Of course those booking the bond bets and the side bets against the bonds created yet another casino for bets derived from those, like the collateralized debt swaps that turned a limited subprime home mortgage problem measured in billions of dollars into a worldwide catastrophe measured in trillions.

At least one state treasurer is miffed about it. California's Bill Lockyer recently asked investment banks making hundreds of millions selling state bonds why at the same time they touted $27.5 billion in bets those bonds would default.

According to a press release, Lockyer "voiced concern about banks selling the State's bonds on one hand, and on the other hand betting against, or facilitating bets against, those bonds." Good question.


Another is what impact that has on borrowing costs eventually picked up, as are all, by taxpayers. Yet another is the big question: What if, as in housing, the unthinkable happens and bookies can't cover side bets?

The odds, while long, are getting worse. According to Markit Financial Information Services, as quoted in the Wall Street Journal, high finance bookies are giving 54 to 1 that California won't pay off on the very bond issue bets the bookies are pushing. Average odds are 77 to 1.

That means it costs state taxpayers 1.85 percent more to borrow money, or $18,500 a year for every $1 million in bonds on top of whatever interest they have to pay to attract increasingly skittish investors.

And that doesn't even include the ultimate potential risk and cost of unregulated trading in the derivatives based on the side bets.

It sure can add up. As we learned the hard way with mortgages, it can compound.

The bookies make money on both sides of the bets, make more trading the bets, and then can just walk away from the table when the game caves in, leaving guess who to eat the losses? Taxpayers.

What financiers really are betting on is the tattered garment of visible debt state and local governments increasingly must use to cover the horrible hidden wounds that leave them on the edge of bankruptcy despite taking $25 billion more from citizens in 2009 than in 2006.

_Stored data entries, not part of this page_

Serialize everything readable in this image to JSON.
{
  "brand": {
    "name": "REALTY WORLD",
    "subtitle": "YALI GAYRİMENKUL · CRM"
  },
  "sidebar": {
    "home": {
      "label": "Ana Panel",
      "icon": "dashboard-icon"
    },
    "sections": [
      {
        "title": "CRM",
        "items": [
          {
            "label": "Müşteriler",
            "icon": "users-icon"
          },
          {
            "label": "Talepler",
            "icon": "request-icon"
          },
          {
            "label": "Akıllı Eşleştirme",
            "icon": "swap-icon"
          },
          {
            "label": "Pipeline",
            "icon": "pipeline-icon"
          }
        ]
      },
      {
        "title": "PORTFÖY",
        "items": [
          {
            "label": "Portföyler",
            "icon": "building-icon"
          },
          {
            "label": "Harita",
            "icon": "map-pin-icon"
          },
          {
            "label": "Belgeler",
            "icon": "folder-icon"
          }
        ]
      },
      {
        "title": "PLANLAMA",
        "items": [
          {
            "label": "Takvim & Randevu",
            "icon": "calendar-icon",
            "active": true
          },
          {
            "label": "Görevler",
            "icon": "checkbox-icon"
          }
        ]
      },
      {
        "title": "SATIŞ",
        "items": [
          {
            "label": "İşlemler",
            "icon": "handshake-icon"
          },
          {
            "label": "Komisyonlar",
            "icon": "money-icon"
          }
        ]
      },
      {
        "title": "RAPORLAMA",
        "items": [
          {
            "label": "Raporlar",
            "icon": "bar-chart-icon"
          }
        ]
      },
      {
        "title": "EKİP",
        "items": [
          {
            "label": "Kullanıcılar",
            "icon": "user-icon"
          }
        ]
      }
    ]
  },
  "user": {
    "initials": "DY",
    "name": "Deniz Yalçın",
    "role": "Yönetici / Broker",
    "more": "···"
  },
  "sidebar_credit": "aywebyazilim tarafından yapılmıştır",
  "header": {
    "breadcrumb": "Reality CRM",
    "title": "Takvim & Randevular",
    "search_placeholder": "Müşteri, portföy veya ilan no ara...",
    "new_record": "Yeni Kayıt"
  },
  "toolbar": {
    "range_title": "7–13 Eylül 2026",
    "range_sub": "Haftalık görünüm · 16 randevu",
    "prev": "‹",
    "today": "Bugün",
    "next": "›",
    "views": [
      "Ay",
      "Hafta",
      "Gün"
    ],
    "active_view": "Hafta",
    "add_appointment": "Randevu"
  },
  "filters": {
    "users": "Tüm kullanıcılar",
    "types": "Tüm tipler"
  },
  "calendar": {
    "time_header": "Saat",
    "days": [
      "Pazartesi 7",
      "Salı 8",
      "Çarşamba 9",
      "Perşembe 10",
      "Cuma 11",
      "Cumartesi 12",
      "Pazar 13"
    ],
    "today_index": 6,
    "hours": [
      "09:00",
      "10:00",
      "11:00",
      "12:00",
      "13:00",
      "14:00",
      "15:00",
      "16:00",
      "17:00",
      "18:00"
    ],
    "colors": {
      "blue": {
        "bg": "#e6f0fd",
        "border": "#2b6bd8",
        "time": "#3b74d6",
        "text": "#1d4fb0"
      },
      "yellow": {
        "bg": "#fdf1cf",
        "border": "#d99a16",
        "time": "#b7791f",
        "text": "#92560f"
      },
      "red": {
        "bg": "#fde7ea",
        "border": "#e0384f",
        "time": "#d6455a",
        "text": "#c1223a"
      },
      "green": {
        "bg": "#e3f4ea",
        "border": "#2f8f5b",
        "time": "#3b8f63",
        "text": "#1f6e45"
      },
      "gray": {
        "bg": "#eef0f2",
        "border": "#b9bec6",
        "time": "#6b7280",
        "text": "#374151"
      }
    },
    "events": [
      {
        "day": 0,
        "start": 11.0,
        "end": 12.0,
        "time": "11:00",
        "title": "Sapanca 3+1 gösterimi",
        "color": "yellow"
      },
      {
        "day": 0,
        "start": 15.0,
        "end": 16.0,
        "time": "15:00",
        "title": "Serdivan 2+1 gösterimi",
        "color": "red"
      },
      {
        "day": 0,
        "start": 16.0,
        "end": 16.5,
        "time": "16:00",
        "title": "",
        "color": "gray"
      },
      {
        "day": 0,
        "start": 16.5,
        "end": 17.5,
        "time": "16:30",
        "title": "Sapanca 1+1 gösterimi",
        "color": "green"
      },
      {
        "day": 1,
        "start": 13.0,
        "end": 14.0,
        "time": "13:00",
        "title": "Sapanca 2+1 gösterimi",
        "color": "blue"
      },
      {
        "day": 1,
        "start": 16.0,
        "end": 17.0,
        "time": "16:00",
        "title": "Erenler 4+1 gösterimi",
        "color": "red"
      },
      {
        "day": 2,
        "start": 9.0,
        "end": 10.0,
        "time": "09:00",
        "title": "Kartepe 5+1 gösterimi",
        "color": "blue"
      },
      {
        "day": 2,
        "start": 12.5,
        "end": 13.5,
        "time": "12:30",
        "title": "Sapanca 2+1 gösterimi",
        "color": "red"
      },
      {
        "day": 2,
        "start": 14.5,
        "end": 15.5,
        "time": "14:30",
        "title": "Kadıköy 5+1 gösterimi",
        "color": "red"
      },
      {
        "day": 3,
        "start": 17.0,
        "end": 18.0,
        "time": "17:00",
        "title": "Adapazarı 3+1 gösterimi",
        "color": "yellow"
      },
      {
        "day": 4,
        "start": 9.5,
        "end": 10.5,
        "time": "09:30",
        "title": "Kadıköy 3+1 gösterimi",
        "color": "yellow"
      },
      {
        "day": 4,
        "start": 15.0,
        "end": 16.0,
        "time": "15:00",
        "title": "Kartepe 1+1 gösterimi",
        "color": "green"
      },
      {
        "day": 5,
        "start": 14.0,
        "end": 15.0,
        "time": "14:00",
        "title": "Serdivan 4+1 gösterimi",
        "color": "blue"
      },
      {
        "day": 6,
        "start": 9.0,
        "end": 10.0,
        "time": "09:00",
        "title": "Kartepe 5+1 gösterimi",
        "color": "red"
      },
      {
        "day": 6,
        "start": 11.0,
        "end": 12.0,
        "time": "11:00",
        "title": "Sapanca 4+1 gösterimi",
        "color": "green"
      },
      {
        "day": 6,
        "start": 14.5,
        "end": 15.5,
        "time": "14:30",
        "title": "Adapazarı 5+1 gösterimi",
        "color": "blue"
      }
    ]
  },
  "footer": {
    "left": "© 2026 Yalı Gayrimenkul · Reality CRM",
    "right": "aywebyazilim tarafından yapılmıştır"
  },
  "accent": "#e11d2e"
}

On top of visible debt, states and municipalities owe trillions in false retirement promises, deferred capital projects, unfunded program commitments, unpaid "self-insurance" premiums, Medicaid obligations, IOUs and a myriad accounting tricks used to hide true deficits.

Now the day of reckoning is here, and nobody knows exactly where bondholders stand.

Financial Times reports discussion of default -- as in Harrisburg, Pa., and Detroit -- could disrupt the $2.8 trillion municipal bond market.   

According to Income Securities Investor, more than 200 municipal, corporate and international bond issues totaling $20 to $50 billion default in a "typical" year. "In addition, there are 300-400 defaults and bankruptcies still unsettled."

What happens if we have a few years that are not typical? Just crucify taxpayers again.